Specify the data flows to be tested.

  • This parameter takes effect only when item is set to bandwidth and -s is specified, indicating that the P2P pressure test is performed.
  • Currently, only the P2P bandwidth type is supported.

    p2p: Data is transferred from the specified source device to the target device. The transfer rate and total duration are tested.

Yes

# Example of P2P stress test
ascend-dmi -dg -i bandwidth --type p2p -s
Figure 16 P2P stress test example

Output parameters:

  • PASS: The stress test is passed, and the result is normal.
  • SKIP: The current device does not support the P2P stress test.
  • EMERGENCY_WARN: emergency warning. The stress test fails. Contact Huawei engineers to replace the hardware.
  • FAIL: P2P stress test fails. Contact Huawei engineers.

Fault Diagnosis 10: Power Consumption Stress Test

Perform the EDP/TDP power consumption stress test and output the diagnosis result.

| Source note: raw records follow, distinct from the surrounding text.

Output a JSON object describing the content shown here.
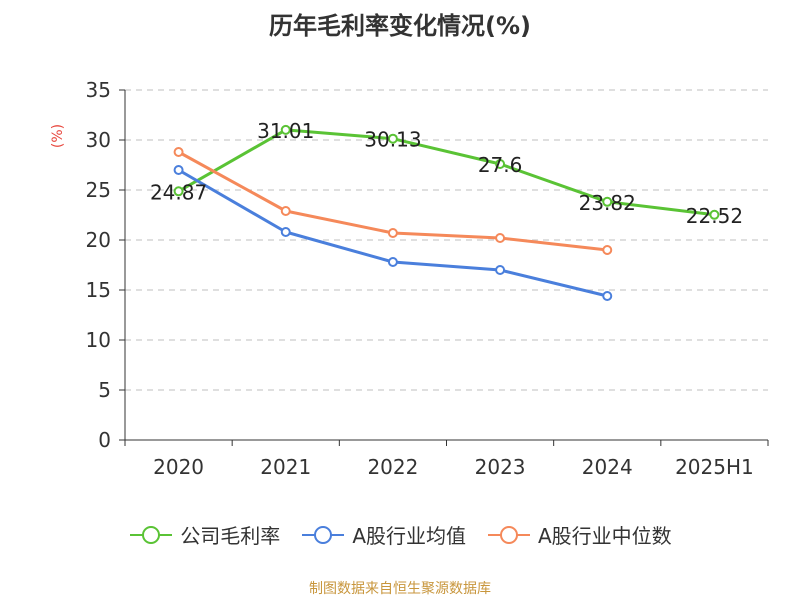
{
  "title": "历年毛利率变化情况(%)",
  "source": "制图数据来自恒生聚源数据库",
  "colors": {
    "axis_unit": "#e8483f",
    "grid": "#cccccc",
    "axis": "#333333"
  },
  "chart_data": {
    "type": "line",
    "title": "历年毛利率变化情况(%)",
    "ylabel": "(%)",
    "xlabel": "",
    "ylim": [
      0,
      35
    ],
    "yticks": [
      0,
      5,
      10,
      15,
      20,
      25,
      30,
      35
    ],
    "categories": [
      "2020",
      "2021",
      "2022",
      "2023",
      "2024",
      "2025H1"
    ],
    "grid": true,
    "legend_position": "bottom",
    "series": [
      {
        "name": "公司毛利率",
        "color": "#5ac335",
        "values": [
          24.87,
          31.01,
          30.13,
          27.6,
          23.82,
          22.52
        ],
        "labels": [
          "24.87",
          "31.01",
          "30.13",
          "27.6",
          "23.82",
          "22.52"
        ]
      },
      {
        "name": "A股行业均值",
        "color": "#4a7fdc",
        "values": [
          27.0,
          20.8,
          17.8,
          17.0,
          14.4,
          null
        ]
      },
      {
        "name": "A股行业中位数",
        "color": "#f5895a",
        "values": [
          28.8,
          22.9,
          20.7,
          20.2,
          19.0,
          null
        ]
      }
    ]
  }
}
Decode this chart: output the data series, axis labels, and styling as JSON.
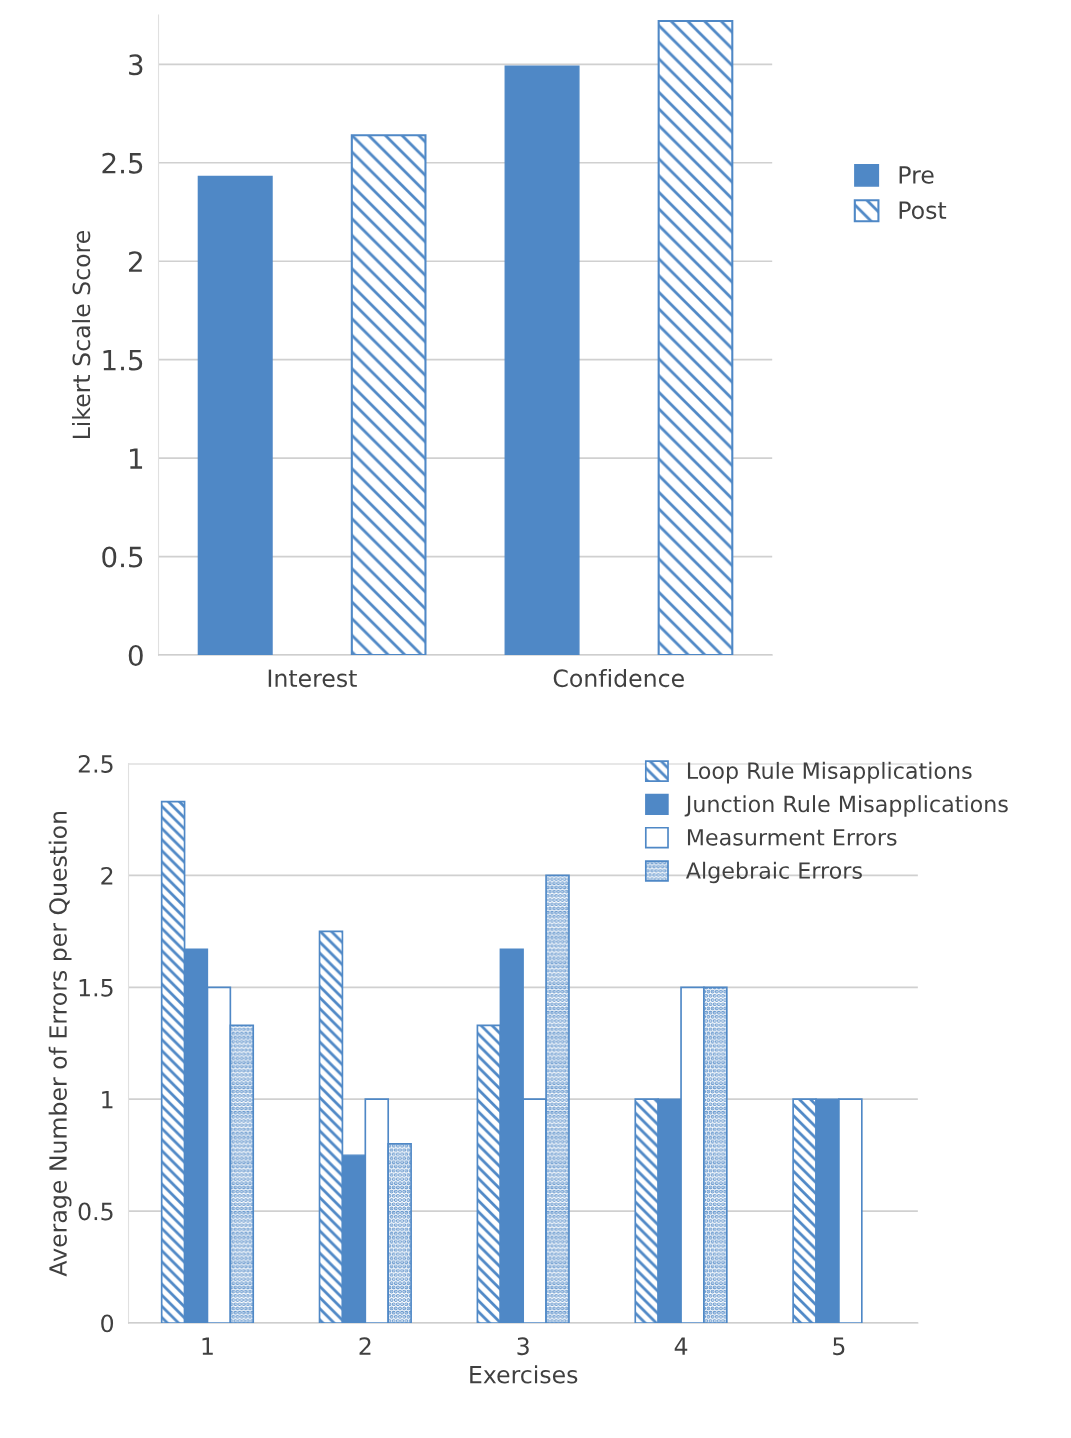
{
  "chart_data": [
    {
      "type": "bar",
      "ylabel": "Likert Scale Score",
      "categories": [
        "Interest",
        "Confidence"
      ],
      "series": [
        {
          "name": "Pre",
          "color": "#4f88c6",
          "values": [
            2.43,
            2.99
          ]
        },
        {
          "name": "Post",
          "color": "#4f88c6",
          "values": [
            2.64,
            3.22
          ]
        }
      ],
      "ylim": [
        0,
        3.25
      ],
      "yticks": [
        0,
        {
          "value": 0.5,
          "label": "0.5"
        },
        1,
        {
          "value": 1.5,
          "label": "1.5"
        },
        2,
        {
          "value": 2.5,
          "label": "2.5"
        },
        3
      ],
      "grid": "y",
      "legend": "right"
    },
    {
      "type": "bar",
      "xlabel": "Exercises",
      "ylabel": "Average Number of Errors per Question",
      "categories": [
        "1",
        "2",
        "3",
        "4",
        "5"
      ],
      "series": [
        {
          "name": "Loop Rule Misapplications",
          "color": "#4f88c6",
          "values": [
            2.33,
            1.75,
            1.33,
            1.0,
            1.0
          ]
        },
        {
          "name": "Junction Rule Misapplications",
          "color": "#4f88c6",
          "values": [
            1.67,
            0.75,
            1.67,
            1.0,
            1.0
          ]
        },
        {
          "name": "Measurment Errors",
          "color": "#4f88c6",
          "values": [
            1.5,
            1.0,
            1.0,
            1.5,
            1.0
          ]
        },
        {
          "name": "Algebraic Errors",
          "color": "#4f88c6",
          "values": [
            1.33,
            0.8,
            2.0,
            1.5,
            null
          ]
        }
      ],
      "ylim": [
        0,
        2.5
      ],
      "yticks": [
        0,
        {
          "value": 0.5,
          "label": "0.5"
        },
        1,
        {
          "value": 1.5,
          "label": "1.5"
        },
        2,
        {
          "value": 2.5,
          "label": "2.5"
        }
      ],
      "grid": "y",
      "legend": "top right"
    }
  ]
}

# Example of power consumption stress test
ascend-dmi -dg -i edp -s -st 60-q
ascend-dmi -dg -i tdp -s -st 60-q
Figure 17 TDP power consumption stress test example
Figure 18 EDP power consumption stress test example

Output parameters:

  • PASS: The power consumption stress test result is normal.
  • SKIP: The current device does not support the power consumption stress test.
  • IMPORTANT_WARN: A chip alarm is generated during the stress test. Handle the alarm based on the description. If the fault persists, contact Huawei engineers.
  • FAIL: The power consumption stress test fails. Contact Huawei engineers.